/ultimate_tic_tac_toe

Play Ultimate Tic-Tac-Toe vs a Monte-Carlo Player over gRPC

Primary LanguageRubyMIT LicenseMIT

Tic-Tac-Toe and Ultimate Tic-Tac-Toe

  • TicTacToe implements a tic-tac-toe board

  • UltimateTicTacToe implements an ultimate tic-tac-toe board

  • Under both of these namespaces you can find a Game which takes two players and iterates through them.

  • Each player is called in succession and asked to #play(board) (where board is the TicTacToe or UltimateTicTacToe instance) until the game reaches a terminal state.

  • Implemented players are:

    • RandomPlayer selected a move at random from the boards #available_moves
    • ConsolePlayer selecting a move based on console input
    • MonteCarloPlayer selecting a move based on monte-carlo tree search

Running a game would look something like this:

game = TicTacToe::Game.new(TicTacToe::RandomPlayer.new, TicTacToe::MonteCarloPlayer.new)
result = game.play

if result
  puts "#{result} won the game!"
else
  puts "game was a draw"
end

gRPC

gRPC support is implemented under the Services namespace and wrap an exiting player to work over gRPC. In order to play a game with a player over gRPC the GrpcPlayer class has been implemented.

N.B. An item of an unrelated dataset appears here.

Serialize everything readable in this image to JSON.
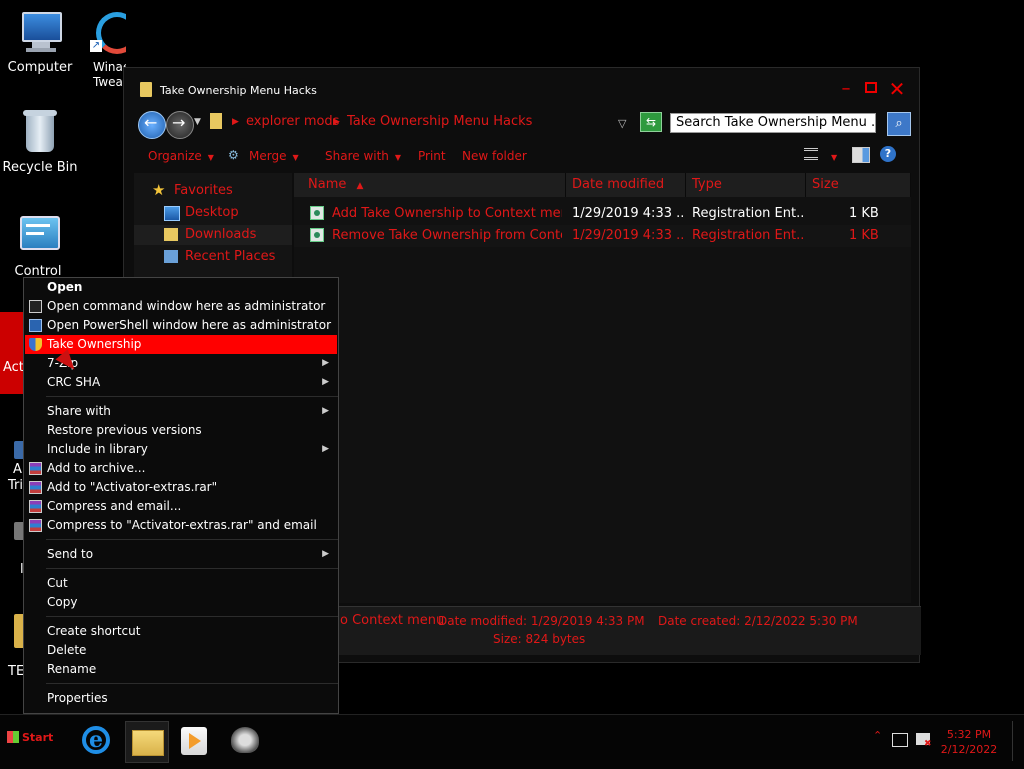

For example, you may start a RandomPlayer served over gRPC and play against it.

In one process, run the RandomPlayer over gRPC:

handler = TicTacToe::RandomPlayer.new               # The random player
service = Services::TicTacToe::Player.new(handler)  # Wrapped as a gRPC service

Services.start_service(service, 1123)               # Service on port 1123

And in another start the game:

console_player = TicTacToe::ConsolePlayer.new
grpc_player = TicTacToe::GrpcPlayer.new('0.0.0.0:1123')
game = TicTacToe::Game.new(console_player, grpc_player)

game.play

The same can be done for UltimateTicTacToe by replacing it for all references to TicTacToe (s/TicTacToe/UltimateTicTacToe/g).

Monte-Carlo Tree Search

This project implements a MonteCarloPlayer for TicTacToe and UltimateTicTacToe, which uses Monte-Carlo Tree Search to select its moves.

Monte-Carlo Tree Search is interesting because it doesn't require the implementation of any function to evaluate or score a game state directly, it instead uses random sampling to determine a score.

That is to say that given a particular game state, random simulations are run from that state and the result of these are back-progated up the tree. Over enough iteration we start to build confidence in the win-rate of sub-trees and can make pretty good decisions on which moves are the most optimal.

The implementation lives in the MonteCarloTreeSearch and Node classes.

A FullTreeEvaluation class is also implemented which will attempt to do a depth-first traversal of the full game tree. It can compute (on my machine) a full tree for tic-tac-toe in ~10 seconds, I haven't managed to get it to complete for ultimate tic-tac-toe, which is why using Monte-Carlo Tree Search is much better 😄.

Contributing

Bug reports and pull requests are welcome on GitHub at https://github.com/CGA1123/ultimate_tic_tac_toe.

License

The code is available as open source under the terms of the MIT License.